Cambodia worker exodus hits 220,000, Phnom Penh blames Thailand
The number of Cambodian labourers fleeing Thailand soared to 220,000 on Wednesday, authorities said, as Phnom Penh accused Thailand`s new military rulers of sparking the flight of migrant workers.
Poipet: The number of Cambodian labourers fleeing Thailand soared to 220,000 on Wednesday, authorities said, as Phnom Penh accused Thailand`s new military rulers of sparking the flight of migrant workers.
Panicking Cambodians who help keep major Thai industries afloat but often lack official work permits have streamed across the border since the junta warned last week that illegal foreign workers face arrest and deportation.
At a meeting in Bangkok Tuesday, Cambodia`s ambassador and a top Thailand foreign ministry official agreed to end "rumours" of a crackdown and set up a hotline on labour issues.
But Cambodian Interior Minister Sar Kheng later placed blame for the crisis squarely at Bangkok`s door, claiming the junta had caused at least eight deaths and economic hardship for both countries.
"The total number of Cambodians who have returned from Thailand between June 6 and 18 is 220,000 across the different checkpoints between the two countries," Pich Vanna, chief of the Cambodia-Thai Border Relations Office, told AFP on Wednesday.
At the main border crossing in Poipet a bustling, seedy frontier town home to large casinos and hotels around 3,000 Cambodian migrants arrived in Thai military trucks and police cars by Wednesday afternoon.
The junta which took power last month has insisted there is no crackdown and tried to calm the panic that has seen the exodus of what could be, by some estimates, the entire undocumented Cambodian population in Thailand.
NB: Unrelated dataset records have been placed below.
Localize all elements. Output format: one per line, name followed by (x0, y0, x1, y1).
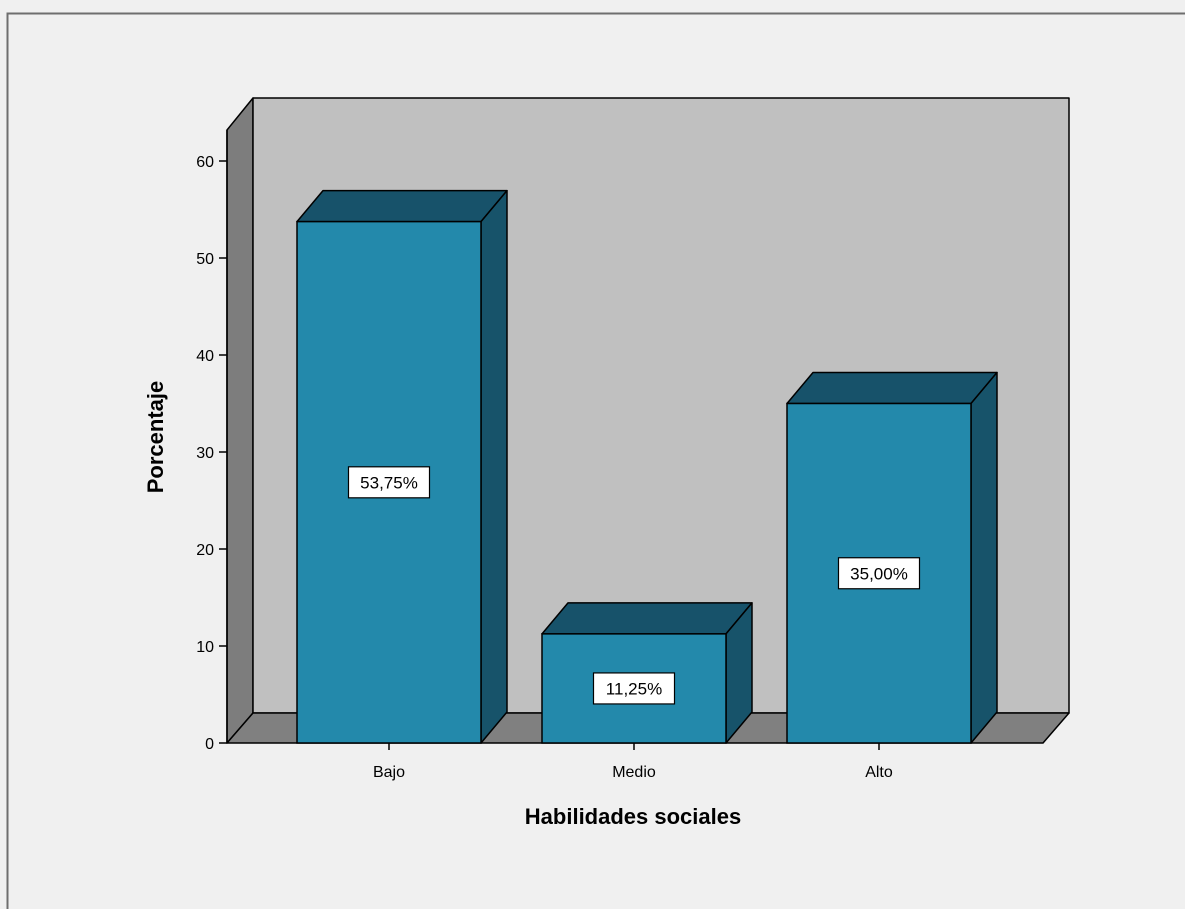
y-tick-label: 60 (196, 154, 214, 171)
y-tick-label: 0 (205, 736, 214, 753)
x-tick-label: Bajo (373, 764, 405, 781)
bar-top-face (541, 602, 753, 635)
y-tick-label: 30 (196, 445, 214, 462)
y-tick-label: 40 (196, 348, 214, 365)
bar-side-face (970, 371, 998, 744)
bar-top-face (786, 371, 998, 405)
y-axis-title: Porcentaje (143, 381, 168, 494)
x-axis-title: Habilidades sociales (525, 804, 741, 829)
x-tick-label: Medio (612, 764, 656, 781)
data-label-box (592, 672, 676, 705)
bars: 53,75% 11,25% 35,00% (296, 189, 998, 744)
bar-side-face (480, 189, 508, 744)
y-axis-ticks: 0 10 20 30 40 50 60 (196, 154, 227, 753)
data-label: 35,00% (850, 564, 908, 583)
data-label-box (347, 466, 431, 499)
y-tick-label: 20 (196, 542, 214, 559)
bar-top-face (296, 189, 508, 223)
bar-alto: 35,00% (786, 371, 998, 744)
y-tick-label: 10 (196, 639, 214, 656)
data-label-box (837, 557, 921, 590)
chart-side-wall (226, 97, 254, 744)
bar-medio: 11,25% (541, 602, 753, 744)
data-label: 53,75% (360, 473, 418, 492)
chart-frame-border (6, 12, 1185, 909)
y-tick-label: 50 (196, 251, 214, 268)
bar-bajo: 53,75% (296, 189, 508, 744)
data-label: 11,25% (606, 679, 662, 698)
x-tick-label: Alto (865, 764, 893, 781)
x-axis-ticks: Bajo Medio Alto (373, 743, 893, 781)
On Tuesday Cambodian Ambassador Eat Sophea dismissed rumours of the shooting and abuse of Cambodian migrants by Thai authorities among the factors believed to have triggered the mass departures.
But Sar Kheng, who is also Cambodia`s deputy prime minister, said the Thai junta had deported them and urged them to take responsibility for the upheaval.
"I think that the current leaders of Thai junta must be held accountable for what has happened," he said in Phnom Penh, adding that eight people had been killed in traffic accidents linked to the exodus.
Sar Kheng said Cambodian migrants had helped boost the Thai economy, which is the second-largest in Southeast Asia and draws large numbers of migrants from its neighbours.
"According to my informal information, (Thai) employers have started to protest against the issue," he added.Kor Sam Saroeut, governor of Cambodia`s northwestern province of Banteay Meanchey where the Poipet checkpoint is based, said the number of migrants returning home was down compared with previous days, but he still expected more to arrive.
"The fear among them has not faded away. That`s why they keep returning to Cambodia," he said.
Arriving back on home soil Wednesday Kot Sok, 21, said rumours had triggered the flight.
"I heard that the Thai military will arrest Cambodians. Six friends and I have come back because we were scared of being arrested," he said.
The border relations official Pich Vanna said some of the returnees had been rounded up by authorities in Thailand.
"Some Cambodian migrants were rounded up from construction sites and put in trucks to Cambodia," he said.
Thailand`s military regime has strongly denied it has forced Cambodian labourers out of the country and dismissed reports of killings as "groundless".
Since last week`s threat to arrest and deport all illegal foreign workers, the Thai foreign ministry has stressed the "great importance" of the role that migrant workers play in the economy.
There has been no comparable exodus reported on Thailand`s borders with Myanmar or Laos, neighbouring countries whose migrant workers also fill many of the kingdom`s manual labour vacancies.
This has led some analysts to suggest the Cambodian exodus may be linked to the sensitive nature of diplomatic relations between Thailand and Cambodia.
The coup in Thailand on May 22 followed years of political divisions between a military-backed royalist establishment and the family and supporters of billionaire former Thai prime minister Thaksin Shinawatra.